- Country: People's Republic of China
- Location: Dafan Town, Tongshan County, Xianning, Hubei
- Coordinates: 29°40′39″N 114°41′03″E﻿ / ﻿29.6776°N 114.6842°E
- Status: Under construction
- Construction began: 2010
- Owner: Hubei Nuclear Power Co.

Nuclear power station
- Reactor type: CAP1000

Power generation

= Xianning Nuclear Power Plant =

Planned nuclear power plant in Hubei Province, China

The Xianning Nuclear Power Plant (咸宁核电站), also named Dafan Nuclear Power Plant (大畈核电站), is planned in Dafan Town, Tongshan County, Xianning, Hubei Province, China. It is planned to host at least four 1,250-megawatt (MW) AP1000 pressurized water reactors.

The plant is owned by Hubei Nuclear Power Company, a joint venture of China Guangdong Nuclear Power Group (CGNPC) and Hubei Energy Group Ltd.
The cost of four AP1000 reactors is put at CNY 60 billion (US$8.8 billion).
Work on the site began in 2010; the first reactor was planned to start construction in 2011 and go online in 2015.
While the project is still listed as "planned", construction of the first phase has yet to start as of 2023.

==Reactors==

| Unit | Type | Construction start | Operation start | Notes |
|---|---|---|---|---|
| Xianning 1 | CAP1000 |  |  |  |
| Xianning 2 | CAP1000 |  |  |  |

The plant is described as the first nuclear power plant to be built in China's inland regions (i.e., not near the sea coast). The plant is expected to use the water of the Fushui Reservoir for cooling and various ancillary purposes.

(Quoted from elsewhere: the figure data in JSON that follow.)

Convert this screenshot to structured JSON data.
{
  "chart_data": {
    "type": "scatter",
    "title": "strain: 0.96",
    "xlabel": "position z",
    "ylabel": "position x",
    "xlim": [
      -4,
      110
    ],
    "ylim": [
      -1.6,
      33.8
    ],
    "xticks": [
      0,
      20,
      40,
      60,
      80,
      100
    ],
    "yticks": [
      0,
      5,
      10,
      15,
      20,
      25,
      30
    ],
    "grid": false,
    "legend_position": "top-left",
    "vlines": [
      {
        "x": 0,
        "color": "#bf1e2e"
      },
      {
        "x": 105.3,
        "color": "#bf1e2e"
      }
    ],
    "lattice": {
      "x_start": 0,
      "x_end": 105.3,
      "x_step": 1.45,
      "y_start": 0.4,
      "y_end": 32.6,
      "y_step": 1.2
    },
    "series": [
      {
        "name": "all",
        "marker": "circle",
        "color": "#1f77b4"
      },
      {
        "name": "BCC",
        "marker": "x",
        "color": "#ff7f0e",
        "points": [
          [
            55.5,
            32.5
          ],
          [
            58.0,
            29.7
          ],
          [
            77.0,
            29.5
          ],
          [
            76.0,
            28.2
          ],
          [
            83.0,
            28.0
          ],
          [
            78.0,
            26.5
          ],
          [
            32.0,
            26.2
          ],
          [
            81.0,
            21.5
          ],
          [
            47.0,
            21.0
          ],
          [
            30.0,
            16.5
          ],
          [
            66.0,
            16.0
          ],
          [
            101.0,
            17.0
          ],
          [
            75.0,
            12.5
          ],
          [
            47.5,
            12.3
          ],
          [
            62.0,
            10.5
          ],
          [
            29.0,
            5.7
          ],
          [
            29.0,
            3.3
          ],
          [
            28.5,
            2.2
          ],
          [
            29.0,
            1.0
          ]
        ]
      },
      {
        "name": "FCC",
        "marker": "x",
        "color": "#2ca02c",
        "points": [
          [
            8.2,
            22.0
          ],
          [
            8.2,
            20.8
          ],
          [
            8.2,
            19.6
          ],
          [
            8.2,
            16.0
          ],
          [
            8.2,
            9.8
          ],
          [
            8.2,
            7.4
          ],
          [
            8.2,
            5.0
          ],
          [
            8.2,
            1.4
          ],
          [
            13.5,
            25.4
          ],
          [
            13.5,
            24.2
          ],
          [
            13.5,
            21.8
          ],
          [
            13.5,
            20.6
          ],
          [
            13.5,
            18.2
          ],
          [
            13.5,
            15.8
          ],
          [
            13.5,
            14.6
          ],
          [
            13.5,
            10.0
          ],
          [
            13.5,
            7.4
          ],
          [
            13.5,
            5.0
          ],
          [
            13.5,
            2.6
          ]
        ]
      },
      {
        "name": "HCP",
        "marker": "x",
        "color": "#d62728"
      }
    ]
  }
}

The station's four cooling towers, some of the largest in the world, will have the base diameter of 169 m and the height of 209 m.

==Transportation access==
There are no railways or navigable waterways within the station's vicinity. (The Fushui River is not navigable.) In order to facilitate the delivery of heavy equipment (such as the reactor pressure vessels or electric generators) to the construction site, a major highway construction and upgrade project is being undertaken. The so-called Xianning Nuclear Plant Site Large Equipment Transport Road (咸宁核电厂大件运输公路) will connect the station's construction site with the Panjiawan Harbor (潘家湾港) on the Yangtze River in Jiayu County. The road, which will include sections of existing roadways as well as newly constructed sections, will be 102.1 km long. The road will include a newly constructed 366 m long, 9 m wide overpass over the Beijing–Guangzhou Railway, designed to carry loads of up to 930 tons.